À l’ère d’une guerre de l’information incessante et de récits mondiaux concurrents, on pourrait s’attendre à ce que le camp au message le plus astucieux domine. Pourtant, des données récentes suggèrent le contraire. Une enquête du Pew Research Center réalisée en juin 2026 dans 36 pays révèle un changement notable : dans 25 pays, plus de personnes interrogées avaient une opinion favorable de la Chine que des États-Unis – c’est la première fois que Pew enregistre ce résultat en environ deux décennies de suivi. La préférence de la Chine a atteint une médiane d’environ 46 %, tandis que celle des États-Unis s’est établie à 36 %. Ce renversement est particulièrement prononcé dans les pays à revenu intermédiaire et dans les pays du Sud.

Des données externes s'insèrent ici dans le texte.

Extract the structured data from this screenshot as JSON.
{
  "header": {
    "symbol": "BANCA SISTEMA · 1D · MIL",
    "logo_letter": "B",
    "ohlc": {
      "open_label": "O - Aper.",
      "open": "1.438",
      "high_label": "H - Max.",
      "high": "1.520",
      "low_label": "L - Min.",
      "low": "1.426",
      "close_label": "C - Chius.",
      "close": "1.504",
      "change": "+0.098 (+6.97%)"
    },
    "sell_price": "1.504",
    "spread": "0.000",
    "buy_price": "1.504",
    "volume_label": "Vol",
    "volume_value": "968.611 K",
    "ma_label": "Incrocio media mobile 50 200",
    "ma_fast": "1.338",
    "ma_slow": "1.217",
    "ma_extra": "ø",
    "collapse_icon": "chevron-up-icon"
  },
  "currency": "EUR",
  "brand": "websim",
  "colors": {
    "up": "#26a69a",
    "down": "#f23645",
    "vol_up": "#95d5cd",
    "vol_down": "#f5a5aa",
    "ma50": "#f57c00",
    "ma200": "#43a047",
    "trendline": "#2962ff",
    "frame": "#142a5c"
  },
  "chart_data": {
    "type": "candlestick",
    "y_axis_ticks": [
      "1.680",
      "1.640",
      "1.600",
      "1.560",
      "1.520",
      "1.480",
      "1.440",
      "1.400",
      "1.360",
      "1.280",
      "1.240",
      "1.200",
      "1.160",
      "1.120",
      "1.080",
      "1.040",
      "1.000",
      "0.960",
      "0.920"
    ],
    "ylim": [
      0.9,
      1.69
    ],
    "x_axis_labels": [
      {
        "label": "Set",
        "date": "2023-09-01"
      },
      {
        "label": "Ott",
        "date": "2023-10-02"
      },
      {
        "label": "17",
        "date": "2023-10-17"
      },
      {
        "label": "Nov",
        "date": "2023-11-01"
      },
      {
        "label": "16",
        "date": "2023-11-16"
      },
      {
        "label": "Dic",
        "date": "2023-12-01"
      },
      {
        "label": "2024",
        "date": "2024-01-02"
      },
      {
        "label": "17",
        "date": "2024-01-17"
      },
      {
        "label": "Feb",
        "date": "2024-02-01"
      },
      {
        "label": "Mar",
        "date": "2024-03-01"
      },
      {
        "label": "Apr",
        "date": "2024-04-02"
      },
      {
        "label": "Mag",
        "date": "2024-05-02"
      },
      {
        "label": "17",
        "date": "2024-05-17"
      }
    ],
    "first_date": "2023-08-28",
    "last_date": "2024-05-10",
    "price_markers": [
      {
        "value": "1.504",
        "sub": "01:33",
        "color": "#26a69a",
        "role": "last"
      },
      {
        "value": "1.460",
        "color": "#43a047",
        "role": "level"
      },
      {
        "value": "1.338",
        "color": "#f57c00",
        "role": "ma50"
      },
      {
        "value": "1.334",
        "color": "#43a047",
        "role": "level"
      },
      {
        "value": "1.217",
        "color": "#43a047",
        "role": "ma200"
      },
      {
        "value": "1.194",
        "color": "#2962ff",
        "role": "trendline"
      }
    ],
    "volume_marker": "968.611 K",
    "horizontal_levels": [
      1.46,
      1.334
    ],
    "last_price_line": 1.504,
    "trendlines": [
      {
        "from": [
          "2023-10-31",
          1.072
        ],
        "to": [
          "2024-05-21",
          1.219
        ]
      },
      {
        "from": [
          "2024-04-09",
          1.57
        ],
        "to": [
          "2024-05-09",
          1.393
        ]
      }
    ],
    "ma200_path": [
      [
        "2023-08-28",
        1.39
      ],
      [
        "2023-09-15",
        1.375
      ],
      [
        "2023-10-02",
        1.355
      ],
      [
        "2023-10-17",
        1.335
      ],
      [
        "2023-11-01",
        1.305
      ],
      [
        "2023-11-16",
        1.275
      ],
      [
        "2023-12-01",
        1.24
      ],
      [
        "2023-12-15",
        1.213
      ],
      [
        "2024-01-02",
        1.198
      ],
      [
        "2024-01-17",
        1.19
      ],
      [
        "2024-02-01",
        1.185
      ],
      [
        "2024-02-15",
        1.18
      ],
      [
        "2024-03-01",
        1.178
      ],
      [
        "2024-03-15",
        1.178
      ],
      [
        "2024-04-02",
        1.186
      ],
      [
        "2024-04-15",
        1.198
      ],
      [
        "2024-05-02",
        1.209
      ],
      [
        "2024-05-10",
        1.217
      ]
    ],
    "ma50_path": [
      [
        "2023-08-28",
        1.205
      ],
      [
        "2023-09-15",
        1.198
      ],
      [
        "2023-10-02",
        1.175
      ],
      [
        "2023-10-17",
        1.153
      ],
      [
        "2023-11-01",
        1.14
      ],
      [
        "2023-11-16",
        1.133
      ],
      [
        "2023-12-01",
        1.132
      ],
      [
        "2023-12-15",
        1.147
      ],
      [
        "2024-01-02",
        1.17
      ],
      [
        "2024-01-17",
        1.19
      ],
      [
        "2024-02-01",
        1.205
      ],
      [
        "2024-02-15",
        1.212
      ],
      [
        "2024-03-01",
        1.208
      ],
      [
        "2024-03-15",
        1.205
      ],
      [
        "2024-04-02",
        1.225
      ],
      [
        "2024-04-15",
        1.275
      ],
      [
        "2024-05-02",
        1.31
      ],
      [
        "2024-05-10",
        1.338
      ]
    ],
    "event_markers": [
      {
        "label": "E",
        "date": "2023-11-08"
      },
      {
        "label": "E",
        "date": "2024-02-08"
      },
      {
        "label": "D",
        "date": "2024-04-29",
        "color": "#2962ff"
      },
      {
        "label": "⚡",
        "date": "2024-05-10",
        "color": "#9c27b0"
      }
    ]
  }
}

Ce résultat remet en question les hypothèses sur la suprématie de la propagande créative. La Chine n’est pas réputée pour sa diplomatie publique tapageuse. Ses communications officielles adoptent souvent un ton posé et bureaucratique, mettant l’accent de manière répétée sur la « coopération gagnant-gagnant », le « respect mutuel » et la « communauté de destin partagé ». Comparé aux récits pointus, adaptatifs et culturellement adaptés émanant des capitales occidentales, il peut paraître lourd et ennuyeux. Pourtant, cette posture de « stabilité au fur et à mesure », associée à une philosophie délibérée de « laisser parler les actions », produit des résultats mesurables là où cela compte sans doute le plus : parmi les nations qui tracent leur voie de développement dans un monde multipolaire.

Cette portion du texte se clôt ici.